2009 Digicel Pro Bowl

Tournament details
- Country: Trinidad and Tobago
- Teams: 10

Final positions
- Champions: Joe Public
- Runners-up: Caledonia AIA

Tournament statistics
- Matches played: 9
- Goals scored: 29 (3.22 per match)
- Top goal scorer(s): Kerry Baptiste Hayden Tinto (4 goals)

= 2009 Trinidad and Tobago Pro Bowl =

The 2009 Trinidad and Tobago Pro Bowl was the sixth season of the Digicel Pro Bowl, which is a knockout tournament competition for teams in the TT Pro League. The football tournament took place at the conclusion of the 2009 season. Caledonia AIA entered as the tournament's defending champion. The tournament commenced on 17 November 2009 with 10 teams competing in single elimination matches and concluded with the final on 11 December.

==Qualification==
Every team based on the island of Trinidad took part in the tournament, with Tobago United as the lone Pro League representative that did not participate. Seeding for this year's competition was determined by each team's league position following the 2009 season. The bottom four teams in the table, United Petrotrin, FC South End, St. Ann's Rangers, and Police entered the tournament in the qualifying round.

The two winning teams from the qualifying round will take on the top two seeds Joe Public and Caledonia AIA, respectively.
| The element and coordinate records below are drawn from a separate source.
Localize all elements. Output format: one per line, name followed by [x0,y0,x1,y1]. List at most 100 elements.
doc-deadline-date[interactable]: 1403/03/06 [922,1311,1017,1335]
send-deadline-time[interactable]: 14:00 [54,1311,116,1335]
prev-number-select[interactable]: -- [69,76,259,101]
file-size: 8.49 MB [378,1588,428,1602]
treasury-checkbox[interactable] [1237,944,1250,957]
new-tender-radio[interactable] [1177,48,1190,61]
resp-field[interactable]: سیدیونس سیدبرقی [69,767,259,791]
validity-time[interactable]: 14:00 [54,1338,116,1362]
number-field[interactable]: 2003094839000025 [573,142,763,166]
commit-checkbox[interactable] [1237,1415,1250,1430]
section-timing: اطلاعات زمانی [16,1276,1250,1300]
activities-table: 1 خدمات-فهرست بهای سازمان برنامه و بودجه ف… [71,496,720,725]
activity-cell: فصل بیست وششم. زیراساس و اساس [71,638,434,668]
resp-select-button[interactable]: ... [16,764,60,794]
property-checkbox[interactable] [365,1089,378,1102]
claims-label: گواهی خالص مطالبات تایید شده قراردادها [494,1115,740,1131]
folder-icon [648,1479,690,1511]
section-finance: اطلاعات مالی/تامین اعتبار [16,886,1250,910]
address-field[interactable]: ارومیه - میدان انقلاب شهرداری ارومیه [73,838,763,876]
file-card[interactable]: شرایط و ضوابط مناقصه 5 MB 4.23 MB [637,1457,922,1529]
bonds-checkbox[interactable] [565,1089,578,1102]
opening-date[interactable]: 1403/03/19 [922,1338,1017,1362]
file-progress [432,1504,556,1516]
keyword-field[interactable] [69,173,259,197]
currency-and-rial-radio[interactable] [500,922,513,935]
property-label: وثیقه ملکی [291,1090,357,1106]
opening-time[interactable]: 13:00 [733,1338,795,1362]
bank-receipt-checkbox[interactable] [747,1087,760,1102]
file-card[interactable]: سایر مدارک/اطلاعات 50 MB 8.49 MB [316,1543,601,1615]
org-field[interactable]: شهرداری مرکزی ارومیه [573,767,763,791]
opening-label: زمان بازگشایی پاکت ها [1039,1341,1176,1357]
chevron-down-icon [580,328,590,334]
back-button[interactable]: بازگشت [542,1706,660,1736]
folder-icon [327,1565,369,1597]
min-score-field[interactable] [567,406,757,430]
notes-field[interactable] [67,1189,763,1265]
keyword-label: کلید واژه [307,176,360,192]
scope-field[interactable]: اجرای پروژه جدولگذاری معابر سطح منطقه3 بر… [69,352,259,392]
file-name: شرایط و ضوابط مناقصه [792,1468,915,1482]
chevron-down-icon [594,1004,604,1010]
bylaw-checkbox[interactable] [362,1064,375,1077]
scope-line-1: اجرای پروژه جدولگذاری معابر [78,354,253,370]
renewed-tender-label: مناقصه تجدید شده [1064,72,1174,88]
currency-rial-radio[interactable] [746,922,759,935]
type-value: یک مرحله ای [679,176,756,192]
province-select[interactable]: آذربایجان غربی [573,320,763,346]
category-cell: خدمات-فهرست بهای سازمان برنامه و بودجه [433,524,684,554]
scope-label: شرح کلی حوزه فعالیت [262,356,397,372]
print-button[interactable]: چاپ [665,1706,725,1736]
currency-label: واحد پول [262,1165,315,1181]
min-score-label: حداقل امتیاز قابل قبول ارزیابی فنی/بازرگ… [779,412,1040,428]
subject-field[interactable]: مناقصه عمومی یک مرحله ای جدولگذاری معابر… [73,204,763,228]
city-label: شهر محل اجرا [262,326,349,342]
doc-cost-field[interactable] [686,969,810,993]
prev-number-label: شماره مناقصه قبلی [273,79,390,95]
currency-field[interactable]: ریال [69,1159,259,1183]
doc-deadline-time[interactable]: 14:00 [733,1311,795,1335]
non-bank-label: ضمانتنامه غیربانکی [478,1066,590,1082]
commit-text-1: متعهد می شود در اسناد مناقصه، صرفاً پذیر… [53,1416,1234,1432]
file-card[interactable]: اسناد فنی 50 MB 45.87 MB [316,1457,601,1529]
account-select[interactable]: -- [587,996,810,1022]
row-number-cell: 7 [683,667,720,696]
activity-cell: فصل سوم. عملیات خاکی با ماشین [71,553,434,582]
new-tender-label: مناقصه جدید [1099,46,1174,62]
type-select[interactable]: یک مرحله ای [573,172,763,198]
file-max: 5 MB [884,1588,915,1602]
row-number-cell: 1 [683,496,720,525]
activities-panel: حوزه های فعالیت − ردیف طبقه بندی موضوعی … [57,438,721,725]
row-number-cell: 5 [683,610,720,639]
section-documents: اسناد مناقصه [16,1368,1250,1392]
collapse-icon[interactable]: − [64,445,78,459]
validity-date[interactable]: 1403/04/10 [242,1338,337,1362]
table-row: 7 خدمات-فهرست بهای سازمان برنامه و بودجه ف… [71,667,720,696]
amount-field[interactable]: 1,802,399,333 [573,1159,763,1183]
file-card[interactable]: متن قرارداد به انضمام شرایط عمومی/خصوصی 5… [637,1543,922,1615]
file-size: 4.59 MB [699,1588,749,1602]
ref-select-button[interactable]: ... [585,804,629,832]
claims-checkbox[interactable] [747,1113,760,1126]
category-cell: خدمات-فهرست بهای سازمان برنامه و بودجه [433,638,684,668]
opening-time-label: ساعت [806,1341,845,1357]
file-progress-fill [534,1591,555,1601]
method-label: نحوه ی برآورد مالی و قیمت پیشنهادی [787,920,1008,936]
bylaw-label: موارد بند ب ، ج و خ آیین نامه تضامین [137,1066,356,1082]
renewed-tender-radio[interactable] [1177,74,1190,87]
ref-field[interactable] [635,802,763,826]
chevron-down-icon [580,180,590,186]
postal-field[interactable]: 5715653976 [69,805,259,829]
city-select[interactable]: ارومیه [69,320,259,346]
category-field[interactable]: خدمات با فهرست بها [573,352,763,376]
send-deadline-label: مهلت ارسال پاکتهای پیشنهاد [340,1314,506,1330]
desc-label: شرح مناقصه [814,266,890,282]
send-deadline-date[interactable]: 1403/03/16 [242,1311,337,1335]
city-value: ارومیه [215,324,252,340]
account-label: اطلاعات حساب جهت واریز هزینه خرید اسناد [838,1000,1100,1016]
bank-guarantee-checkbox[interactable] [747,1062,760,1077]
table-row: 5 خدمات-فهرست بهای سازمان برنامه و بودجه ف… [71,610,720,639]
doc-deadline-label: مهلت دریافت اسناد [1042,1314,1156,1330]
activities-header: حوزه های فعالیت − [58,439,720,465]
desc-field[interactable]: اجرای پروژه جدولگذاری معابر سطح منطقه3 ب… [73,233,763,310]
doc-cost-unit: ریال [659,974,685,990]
The other four clubs that qualified for the Pro League Big Six also entered the Pro Bowl directly in the quarterfinals.

==Schedule==
The schedule for the 2009 Digicel Pro Bowl, as announced by the TT Pro League:

| Round | Date | Matches | Clubs | New entries this round |
|---|---|---|---|---|
| Qualifying round | 17 November 2009 | 2 | 10 → 8 | 4: 7th–10th |
| Quarterfinals | 20 November 2009 | 4 | 8 → 4 | 6: 1st–6th |
| Semifinals | 4 December 2009 | 2 | 4 → 2 |  |
| Final | 11 December 2009 | 1 | 2 → 1 |  |

^{†}The winner will also receive an additional prize amount based on gate receipts from each match.

==Results==
All matches were played for 90 minutes duration, at the end of which if the match was still tied, penalty-kicks were used to determine the match winner.

===Qualifying round===
On 17 November, St. Ann's Rangers pulled an upset over FC South End 1-0 with Josimar Belgrave providing the lone goal. In the other qualifying round match, Police also stunned United Petrotrin 2-1 to complete the teams in the quarterfinals.

----

----

===Quarterfinals===
In the quarterfinals on 20 November, Joe Public used four goals from 2009 Golden Boot winner, Kerry Baptiste, to a 9-1 win against Police. Ma Pau joined the Eastern Lions in the semifinals, with a win over W Connection at Manny Ramjohn Stadium. On the other side of the bracket, Caledonia AIA defeated St. Ann's Rangers by a score 5-0 following a hat-trick from Kendall Velox, while Defence Force provided the closest match in the round with their win over San Juan Jabloteh 2-1.

----

----

----

----

===Semifinals===
On 4 December, Joe Public and Caledonia AIA both registered 1-0 victories in the semifinals to advance to the final. The Eastern Lions used a Hayden Tinto goal in the thirteenth minute to upend Ma Pau. However, Caledonia AIA needed an 81st minute free kick from winger Kareem Joseph to defeat Defence Force.

----

----

===Final===
In the final, Joe Public came from behind to earn a draw 1-1 in regulation time before Colombian goalkeeper Alejandro Figueroa saved a Caledonia AIA's Keon Daniel penalty kick to give Joe Public a 5-3 win from the penalty spot.